Incentivi alle auto elettriche anche nel 2022? Ecco cosa sappiamo

Il leghista Giancarlo Giorgetti (ministro dello Sviluppo economico) ha parlato delle misure che il Governo ha in mente a partire dal prossimo 1° gennaio

Nuovi incentivi alle auto elettriche anche nel 2022. Lo ha annunciato il ministro dello Sviluppo economico, l’esponente leghista e numero due del Carroccio Giancarlo Giorgetti, durante il question time di mercoledì pomeriggio (dalle ore 15 alle ore 16) che si è svolto alla Camera, alla presenza dei colleghi deputati di maggioranza ma anche di quelli dell’opposizione (Fratelli d’Italia e Sinistra Italiana).

Queste le parole di Giorgetti nelle prime risposte date alle domande dei parlamentari: “Il governo considera prioritario il settore dell’automotive e di tutto l’indotto che ne deriva. Non è da sottovalutare la possibilità che l’esecutivo possa appoggiare con forza la proposta di inserire nella prossima legge di Bilancio una misura di rifinanziamento. Questo avverrebbe quindi a partire dal 1° gennaio 2022 e lo stanziamento sarebbe calcolato tenendo conto delle ultime evoluzioni di mercato”.

Gli incentivi previsti e la condivisione del progetto con gli altri ministeri

“L’incentivo relativo all’ecobonus auto –  ha  proseguito il titolare del Mise, rispondendo ad alcune domande poste anche dai colleghi del proprio gruppo parlamentare –  è stato attivato nel corso dell’ultimo anno per produrre benefici ambientali e per sostenere il comparto. E quindi si tratta di una misura rivolta alla riduzione delle emissioni inquinanti e parzialmente impattante sul sistema produttivo nazionale”.

Giorgetti ha poi specificato che “si tratta di misure gestite in sinergia con il ministero della Transizione ecologica (il cui titolare è il ministro Roberto Cingolani) e con il ministero dell’Economia (presieduto dal tecnico Daniele Franco) per sostenere il comparto dell’automotive messo a dura prova dalla transizione a nuove tecnologie e dalla carenza di materie prime e semiconduttori”.

Quanti e quali fondi verranno elargiti in Manovra

Al termine della seduta parlamentare non tutti i deputati si sono dichiarati completamente soddisfatti per le informazioni divulgate dal ministro Giancarlo Giorgetti.
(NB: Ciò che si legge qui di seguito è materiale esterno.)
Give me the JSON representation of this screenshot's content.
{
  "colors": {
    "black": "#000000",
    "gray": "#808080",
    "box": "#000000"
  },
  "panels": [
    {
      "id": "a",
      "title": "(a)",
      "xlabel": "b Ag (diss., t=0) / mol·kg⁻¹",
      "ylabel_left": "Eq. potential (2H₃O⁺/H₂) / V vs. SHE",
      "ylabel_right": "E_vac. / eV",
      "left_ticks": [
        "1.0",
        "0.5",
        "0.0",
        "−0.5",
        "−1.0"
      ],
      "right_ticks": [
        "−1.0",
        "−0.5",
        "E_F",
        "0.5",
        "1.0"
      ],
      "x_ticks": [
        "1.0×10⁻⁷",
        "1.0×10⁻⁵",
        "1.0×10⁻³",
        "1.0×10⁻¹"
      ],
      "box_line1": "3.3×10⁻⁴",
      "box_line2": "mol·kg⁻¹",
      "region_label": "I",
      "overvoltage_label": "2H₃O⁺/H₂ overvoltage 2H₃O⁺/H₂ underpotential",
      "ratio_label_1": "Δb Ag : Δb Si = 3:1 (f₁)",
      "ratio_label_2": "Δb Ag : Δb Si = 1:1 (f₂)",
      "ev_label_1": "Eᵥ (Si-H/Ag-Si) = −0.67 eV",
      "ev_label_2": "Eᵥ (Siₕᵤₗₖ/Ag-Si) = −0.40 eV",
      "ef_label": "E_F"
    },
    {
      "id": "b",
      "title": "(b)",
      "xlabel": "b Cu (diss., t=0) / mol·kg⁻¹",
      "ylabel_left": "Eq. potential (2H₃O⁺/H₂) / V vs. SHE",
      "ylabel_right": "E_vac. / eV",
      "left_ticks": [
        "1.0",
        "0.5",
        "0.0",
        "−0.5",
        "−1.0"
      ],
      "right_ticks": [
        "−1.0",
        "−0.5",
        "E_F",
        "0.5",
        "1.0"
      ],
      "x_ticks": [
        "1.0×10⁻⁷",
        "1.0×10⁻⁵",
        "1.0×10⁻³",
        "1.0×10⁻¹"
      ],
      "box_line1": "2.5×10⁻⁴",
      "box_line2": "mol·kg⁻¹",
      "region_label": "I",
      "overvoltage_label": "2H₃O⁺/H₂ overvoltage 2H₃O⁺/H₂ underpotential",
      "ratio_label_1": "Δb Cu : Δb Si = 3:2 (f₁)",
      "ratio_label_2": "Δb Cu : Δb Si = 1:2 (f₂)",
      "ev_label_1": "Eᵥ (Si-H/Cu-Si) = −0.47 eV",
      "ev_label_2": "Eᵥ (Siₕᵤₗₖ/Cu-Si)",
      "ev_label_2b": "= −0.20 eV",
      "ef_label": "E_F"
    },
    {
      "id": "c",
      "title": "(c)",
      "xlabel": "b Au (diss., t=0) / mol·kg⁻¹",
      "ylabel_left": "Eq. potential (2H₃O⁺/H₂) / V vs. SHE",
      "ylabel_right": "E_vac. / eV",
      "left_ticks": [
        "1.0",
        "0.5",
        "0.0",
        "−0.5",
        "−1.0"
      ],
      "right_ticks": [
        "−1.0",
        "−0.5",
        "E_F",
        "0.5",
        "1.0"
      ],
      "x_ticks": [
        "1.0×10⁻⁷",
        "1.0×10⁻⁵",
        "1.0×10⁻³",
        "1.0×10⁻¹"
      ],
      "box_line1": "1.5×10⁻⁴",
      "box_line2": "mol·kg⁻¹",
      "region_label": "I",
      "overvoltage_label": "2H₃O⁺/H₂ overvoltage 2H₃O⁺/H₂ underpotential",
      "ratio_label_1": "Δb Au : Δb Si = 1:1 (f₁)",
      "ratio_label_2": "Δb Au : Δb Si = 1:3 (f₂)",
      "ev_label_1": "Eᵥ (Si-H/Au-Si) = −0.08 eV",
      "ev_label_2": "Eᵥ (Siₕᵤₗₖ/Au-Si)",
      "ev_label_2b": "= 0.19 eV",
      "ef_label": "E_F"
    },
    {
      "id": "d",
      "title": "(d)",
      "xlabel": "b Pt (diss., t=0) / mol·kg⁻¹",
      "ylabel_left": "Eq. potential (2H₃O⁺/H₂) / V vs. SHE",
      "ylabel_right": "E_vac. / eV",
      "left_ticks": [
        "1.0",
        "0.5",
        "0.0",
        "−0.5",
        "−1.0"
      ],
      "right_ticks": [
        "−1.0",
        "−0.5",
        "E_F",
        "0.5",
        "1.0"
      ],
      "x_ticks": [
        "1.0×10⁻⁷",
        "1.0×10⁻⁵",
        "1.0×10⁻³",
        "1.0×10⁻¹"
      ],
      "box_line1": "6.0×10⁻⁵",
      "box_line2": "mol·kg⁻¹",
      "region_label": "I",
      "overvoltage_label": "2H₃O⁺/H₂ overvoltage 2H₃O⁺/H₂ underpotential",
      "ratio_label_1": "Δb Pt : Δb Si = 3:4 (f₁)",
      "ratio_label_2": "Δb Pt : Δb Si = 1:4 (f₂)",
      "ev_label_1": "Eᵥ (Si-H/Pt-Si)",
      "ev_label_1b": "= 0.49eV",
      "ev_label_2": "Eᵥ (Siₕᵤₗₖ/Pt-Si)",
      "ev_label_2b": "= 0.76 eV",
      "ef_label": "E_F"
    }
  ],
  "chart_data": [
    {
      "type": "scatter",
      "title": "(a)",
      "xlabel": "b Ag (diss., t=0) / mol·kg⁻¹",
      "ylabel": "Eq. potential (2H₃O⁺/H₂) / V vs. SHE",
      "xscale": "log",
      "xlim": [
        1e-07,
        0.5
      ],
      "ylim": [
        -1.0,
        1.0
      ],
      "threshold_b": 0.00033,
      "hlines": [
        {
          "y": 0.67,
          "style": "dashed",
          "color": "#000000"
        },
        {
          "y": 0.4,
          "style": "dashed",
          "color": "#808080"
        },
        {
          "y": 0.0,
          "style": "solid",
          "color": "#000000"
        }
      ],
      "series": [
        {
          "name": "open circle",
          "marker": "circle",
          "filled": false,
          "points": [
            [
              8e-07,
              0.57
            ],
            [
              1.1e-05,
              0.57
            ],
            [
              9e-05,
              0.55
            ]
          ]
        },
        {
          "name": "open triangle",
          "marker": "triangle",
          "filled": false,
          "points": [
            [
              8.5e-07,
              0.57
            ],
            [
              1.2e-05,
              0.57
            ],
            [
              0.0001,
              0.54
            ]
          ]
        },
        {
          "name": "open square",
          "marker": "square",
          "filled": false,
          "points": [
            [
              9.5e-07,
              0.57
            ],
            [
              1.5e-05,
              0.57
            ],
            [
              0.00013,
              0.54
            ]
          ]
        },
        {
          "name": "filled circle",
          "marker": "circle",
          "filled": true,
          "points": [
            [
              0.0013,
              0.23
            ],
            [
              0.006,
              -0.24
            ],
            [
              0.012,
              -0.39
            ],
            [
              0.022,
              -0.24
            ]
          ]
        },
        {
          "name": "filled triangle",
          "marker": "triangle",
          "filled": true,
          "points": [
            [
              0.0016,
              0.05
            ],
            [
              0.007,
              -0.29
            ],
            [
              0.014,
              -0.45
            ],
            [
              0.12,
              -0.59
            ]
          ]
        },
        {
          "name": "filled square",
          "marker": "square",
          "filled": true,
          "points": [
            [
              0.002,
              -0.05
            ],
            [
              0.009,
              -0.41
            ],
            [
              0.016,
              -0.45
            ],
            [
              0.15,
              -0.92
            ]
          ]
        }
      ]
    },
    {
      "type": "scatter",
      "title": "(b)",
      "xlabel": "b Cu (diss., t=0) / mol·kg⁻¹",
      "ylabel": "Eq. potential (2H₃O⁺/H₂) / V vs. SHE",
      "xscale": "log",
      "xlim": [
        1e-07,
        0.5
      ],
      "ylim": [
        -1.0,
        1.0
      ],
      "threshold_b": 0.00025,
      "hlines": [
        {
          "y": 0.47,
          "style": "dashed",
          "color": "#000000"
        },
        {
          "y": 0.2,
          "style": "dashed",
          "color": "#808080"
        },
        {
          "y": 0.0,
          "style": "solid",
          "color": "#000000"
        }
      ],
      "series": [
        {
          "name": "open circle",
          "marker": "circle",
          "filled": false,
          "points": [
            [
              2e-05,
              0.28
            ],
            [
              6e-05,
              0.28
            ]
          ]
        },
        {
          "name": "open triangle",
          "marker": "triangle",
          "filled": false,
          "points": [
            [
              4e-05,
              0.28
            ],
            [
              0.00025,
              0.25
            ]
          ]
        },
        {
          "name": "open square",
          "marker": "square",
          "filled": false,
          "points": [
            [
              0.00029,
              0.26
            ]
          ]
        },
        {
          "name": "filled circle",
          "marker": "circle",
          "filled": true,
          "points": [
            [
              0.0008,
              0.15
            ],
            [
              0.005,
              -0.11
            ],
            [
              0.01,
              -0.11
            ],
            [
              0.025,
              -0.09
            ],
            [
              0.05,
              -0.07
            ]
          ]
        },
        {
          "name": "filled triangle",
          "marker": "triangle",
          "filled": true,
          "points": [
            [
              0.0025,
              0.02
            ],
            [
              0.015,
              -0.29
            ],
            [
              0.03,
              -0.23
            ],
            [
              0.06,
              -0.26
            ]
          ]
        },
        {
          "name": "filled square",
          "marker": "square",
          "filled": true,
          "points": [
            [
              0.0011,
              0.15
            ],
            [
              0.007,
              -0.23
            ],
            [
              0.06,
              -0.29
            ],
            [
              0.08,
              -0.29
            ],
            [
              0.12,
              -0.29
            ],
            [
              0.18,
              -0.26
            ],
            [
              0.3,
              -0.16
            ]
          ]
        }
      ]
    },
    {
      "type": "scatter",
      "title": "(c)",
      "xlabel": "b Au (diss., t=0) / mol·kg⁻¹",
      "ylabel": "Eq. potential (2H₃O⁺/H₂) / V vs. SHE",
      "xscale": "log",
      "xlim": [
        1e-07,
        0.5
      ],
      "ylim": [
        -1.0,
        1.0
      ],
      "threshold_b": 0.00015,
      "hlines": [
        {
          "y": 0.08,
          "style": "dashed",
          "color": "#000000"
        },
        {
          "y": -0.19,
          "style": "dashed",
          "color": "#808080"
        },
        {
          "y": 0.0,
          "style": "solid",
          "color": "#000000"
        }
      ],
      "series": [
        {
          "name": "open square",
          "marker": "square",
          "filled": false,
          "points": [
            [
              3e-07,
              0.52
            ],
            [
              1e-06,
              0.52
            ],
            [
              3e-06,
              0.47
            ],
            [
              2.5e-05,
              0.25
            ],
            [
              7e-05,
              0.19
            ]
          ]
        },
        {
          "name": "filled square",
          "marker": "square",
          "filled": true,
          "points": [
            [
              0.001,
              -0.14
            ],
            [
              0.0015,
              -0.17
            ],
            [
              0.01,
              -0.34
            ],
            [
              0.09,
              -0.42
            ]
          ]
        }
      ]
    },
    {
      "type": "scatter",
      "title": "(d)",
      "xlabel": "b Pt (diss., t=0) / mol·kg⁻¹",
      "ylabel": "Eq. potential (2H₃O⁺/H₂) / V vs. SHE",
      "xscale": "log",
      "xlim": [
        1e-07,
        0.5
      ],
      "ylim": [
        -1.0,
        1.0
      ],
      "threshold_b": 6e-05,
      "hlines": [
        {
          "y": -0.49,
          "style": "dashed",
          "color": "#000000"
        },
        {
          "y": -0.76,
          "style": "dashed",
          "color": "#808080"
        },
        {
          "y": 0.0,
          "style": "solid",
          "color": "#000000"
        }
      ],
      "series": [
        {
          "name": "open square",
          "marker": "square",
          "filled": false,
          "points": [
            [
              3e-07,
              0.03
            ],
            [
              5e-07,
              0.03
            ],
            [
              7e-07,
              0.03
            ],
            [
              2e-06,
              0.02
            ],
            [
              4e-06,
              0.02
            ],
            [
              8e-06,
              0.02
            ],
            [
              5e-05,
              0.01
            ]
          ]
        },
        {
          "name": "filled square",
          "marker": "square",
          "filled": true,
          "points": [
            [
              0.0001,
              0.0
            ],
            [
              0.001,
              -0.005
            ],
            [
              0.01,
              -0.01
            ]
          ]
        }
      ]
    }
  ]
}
Rimane infatti da sciogliere il nodo legato ai fondi che verranno elargiti.

Secondo le indiscrezioni degli ultimi giorni, lo strumento che il legislatore userà per rifinanziare gli incentivi sarà dunque la legge di Bilancio, come avvenne un anno fa, e non il decreto fiscale attualmente in discussione al Senato e su cui, come rivelato qualche giorno fa dal magazine Quattroruote, sono stati presentati alcuni emendamenti volti a rifinanziare proprio i fondi destinati ai contributi all’acquisto dell’auto.

Tutto da quantificare, invece, l’ammontare delle risorse che governo e parlamento metteranno sul piatto e come queste risorse saranno distribuite, sia in relazione alle emissioni sia per quanto riguarda la quota del singolo contributo.

Dopo un paio di giorni, Giorgetti è tornato a parlare dell’argomento durante la conferenza nazionale di Cna (la Confederazione nazionale dell’artigianato e della piccola e media impresa), svoltasi lo scorso venerdì mattina alla presenza anche di un altro ministro, Andrea Orlando, volto di punta del Partito Democratico e titolare del dicastero del Lavoro.

Giorgetti ha affermato che “oltre la metà della manodopera che attualmente lavora nella filiera dell’automotive, soprattutto nelle aziende che si occupano della produzione di motori a combustione, non lavorerà più in quel settore da qui ai prossimi anni”, invitando tutti gli italiani a “cambiare anche il tipo di cultura con cui affrontiamo questi temi”.